Routinely collected datasets in this study include symptom information only from positive SARS-CoV-2 cases, meaning that we cannot evaluate the specificity of symptom testing criteria combinations informed by the symptom co-occurrence structures we have identified here, and this limits our direct evaluation of the symptomatic testing policies that were employed during 2020-2022. However, studies that examined the optimal combination of symptoms to initiate testing of symptomatic community cases12,13 may have been implicitly assuming the existence of a single phenotype - to ensure that a symptom testing criteria is optimal, the possible existence of multiple phenotypes and the wide spectrum of disease must be considered. Emphasis should be placed on the extent of symptom variation across COVID cases in communication with the public. This messaging is critical for the initiation of transmission control interventions, including isolation, and in helping the public to manage risks, including transmission to more vulnerable contacts. Given that our datasets only consist of positive SARS-CoV-2 cases, we are unable to explore the clustering of symptoms in the “background” landscape of symptoms that are caused by other infections, allergies or environmental conditions. Such an analysis could further elicit whether there are clusters of symptoms that are well-distinguished from other background symptoms and could further inform optimal symptom testing criteria, however, we leave this as future work given that the majority of datasets analysed here do not contain data on individuals testing negative for SARS-CoV-2.

As well as optimising response with respect to symptoms upon acute infection, another key question involves the role of comorbidities, including chronic conditions8. Unfortunately, information on these is not collected in as consistent and systematic a manner across large datasets as information on short-term symptoms. As such, adjustment for comorbidities is not possible without major additional data collection and/or linkage, which would be likely to be a fruitful direction for future research, for example, using the secure linkage methodology of Williamson et al.7.

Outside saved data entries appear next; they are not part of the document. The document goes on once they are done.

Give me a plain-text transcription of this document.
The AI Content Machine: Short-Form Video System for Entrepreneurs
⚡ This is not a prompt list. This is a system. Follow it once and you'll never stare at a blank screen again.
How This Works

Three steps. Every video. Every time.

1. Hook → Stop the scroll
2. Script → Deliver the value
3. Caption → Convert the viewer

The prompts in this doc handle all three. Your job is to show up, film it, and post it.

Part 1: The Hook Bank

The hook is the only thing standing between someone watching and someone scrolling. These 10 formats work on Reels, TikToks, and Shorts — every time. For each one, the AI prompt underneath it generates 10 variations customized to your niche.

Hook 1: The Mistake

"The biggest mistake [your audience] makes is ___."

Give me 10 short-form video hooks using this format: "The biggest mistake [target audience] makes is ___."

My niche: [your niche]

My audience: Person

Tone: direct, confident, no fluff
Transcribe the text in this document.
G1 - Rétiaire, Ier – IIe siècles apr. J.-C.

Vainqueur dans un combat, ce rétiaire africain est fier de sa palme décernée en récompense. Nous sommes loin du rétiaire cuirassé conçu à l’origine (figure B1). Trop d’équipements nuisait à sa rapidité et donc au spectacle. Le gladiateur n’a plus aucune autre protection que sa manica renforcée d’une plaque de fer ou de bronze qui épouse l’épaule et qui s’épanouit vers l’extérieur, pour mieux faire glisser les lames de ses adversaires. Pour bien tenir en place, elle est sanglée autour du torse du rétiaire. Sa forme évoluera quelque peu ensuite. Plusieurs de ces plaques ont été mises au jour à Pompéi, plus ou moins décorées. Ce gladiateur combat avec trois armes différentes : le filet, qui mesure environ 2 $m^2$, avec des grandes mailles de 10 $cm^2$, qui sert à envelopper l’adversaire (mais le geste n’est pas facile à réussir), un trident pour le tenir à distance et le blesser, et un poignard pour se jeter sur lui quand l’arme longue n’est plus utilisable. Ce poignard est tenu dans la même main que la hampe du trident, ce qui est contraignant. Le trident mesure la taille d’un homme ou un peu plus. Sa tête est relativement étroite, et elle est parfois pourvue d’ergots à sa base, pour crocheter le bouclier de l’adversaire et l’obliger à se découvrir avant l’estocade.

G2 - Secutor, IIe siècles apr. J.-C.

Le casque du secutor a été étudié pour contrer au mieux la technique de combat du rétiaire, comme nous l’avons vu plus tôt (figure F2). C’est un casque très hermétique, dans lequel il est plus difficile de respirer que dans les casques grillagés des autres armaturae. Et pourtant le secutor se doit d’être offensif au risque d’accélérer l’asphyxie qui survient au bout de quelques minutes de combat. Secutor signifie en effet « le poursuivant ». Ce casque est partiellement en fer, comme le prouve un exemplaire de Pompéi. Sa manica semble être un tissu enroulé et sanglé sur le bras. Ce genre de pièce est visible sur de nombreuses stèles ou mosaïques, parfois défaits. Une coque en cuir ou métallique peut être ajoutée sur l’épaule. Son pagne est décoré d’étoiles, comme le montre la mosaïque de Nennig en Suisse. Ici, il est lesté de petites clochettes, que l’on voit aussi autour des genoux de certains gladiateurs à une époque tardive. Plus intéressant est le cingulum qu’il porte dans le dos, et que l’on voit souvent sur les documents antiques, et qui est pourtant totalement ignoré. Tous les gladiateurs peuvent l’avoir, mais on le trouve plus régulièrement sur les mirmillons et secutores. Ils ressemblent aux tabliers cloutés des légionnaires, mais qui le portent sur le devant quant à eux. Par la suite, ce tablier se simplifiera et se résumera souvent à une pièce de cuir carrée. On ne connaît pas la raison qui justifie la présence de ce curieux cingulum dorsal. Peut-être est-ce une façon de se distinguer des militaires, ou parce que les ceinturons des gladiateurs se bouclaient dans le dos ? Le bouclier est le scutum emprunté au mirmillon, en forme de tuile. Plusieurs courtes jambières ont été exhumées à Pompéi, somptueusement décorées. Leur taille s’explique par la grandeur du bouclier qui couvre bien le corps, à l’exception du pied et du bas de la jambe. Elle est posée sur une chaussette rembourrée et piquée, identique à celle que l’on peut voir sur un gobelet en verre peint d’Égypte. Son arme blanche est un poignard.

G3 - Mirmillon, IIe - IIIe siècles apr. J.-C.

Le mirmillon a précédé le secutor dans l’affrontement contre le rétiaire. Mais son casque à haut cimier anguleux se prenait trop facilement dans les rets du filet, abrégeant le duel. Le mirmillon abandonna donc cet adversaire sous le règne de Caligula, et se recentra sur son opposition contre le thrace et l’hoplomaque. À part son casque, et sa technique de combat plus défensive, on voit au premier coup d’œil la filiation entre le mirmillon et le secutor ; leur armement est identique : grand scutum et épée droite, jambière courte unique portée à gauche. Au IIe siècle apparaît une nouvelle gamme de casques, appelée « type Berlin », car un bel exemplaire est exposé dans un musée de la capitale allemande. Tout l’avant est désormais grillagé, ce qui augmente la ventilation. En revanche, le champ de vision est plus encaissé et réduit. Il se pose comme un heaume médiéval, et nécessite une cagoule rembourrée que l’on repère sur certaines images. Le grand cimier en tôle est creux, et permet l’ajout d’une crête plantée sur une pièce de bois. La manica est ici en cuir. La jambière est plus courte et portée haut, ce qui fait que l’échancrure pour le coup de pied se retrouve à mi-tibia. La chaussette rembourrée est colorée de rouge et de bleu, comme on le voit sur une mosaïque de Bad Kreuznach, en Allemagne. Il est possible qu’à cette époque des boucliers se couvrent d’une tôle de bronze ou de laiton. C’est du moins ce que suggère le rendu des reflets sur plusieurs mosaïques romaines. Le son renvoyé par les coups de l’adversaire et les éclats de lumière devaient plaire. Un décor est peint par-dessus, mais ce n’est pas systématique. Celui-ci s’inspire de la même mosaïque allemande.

With vaccination, re-infections and ongoing SARS-CoV-2 evolution, as well as the resurgence of other previously suppressed respiratory infections, understanding the variability of COVID-19 symptoms presentation is critical in planning community intervention for control of transmission, identification of cases potentially requiring greater care, and possibly understanding long term presentation of the disease31. Beyond even the current pandemic, the application of unsupervised learning analyses, such as this one, in conjunction with clinical, epidemiological and behavioural understanding is likely to yield important insights for other infectious diseases.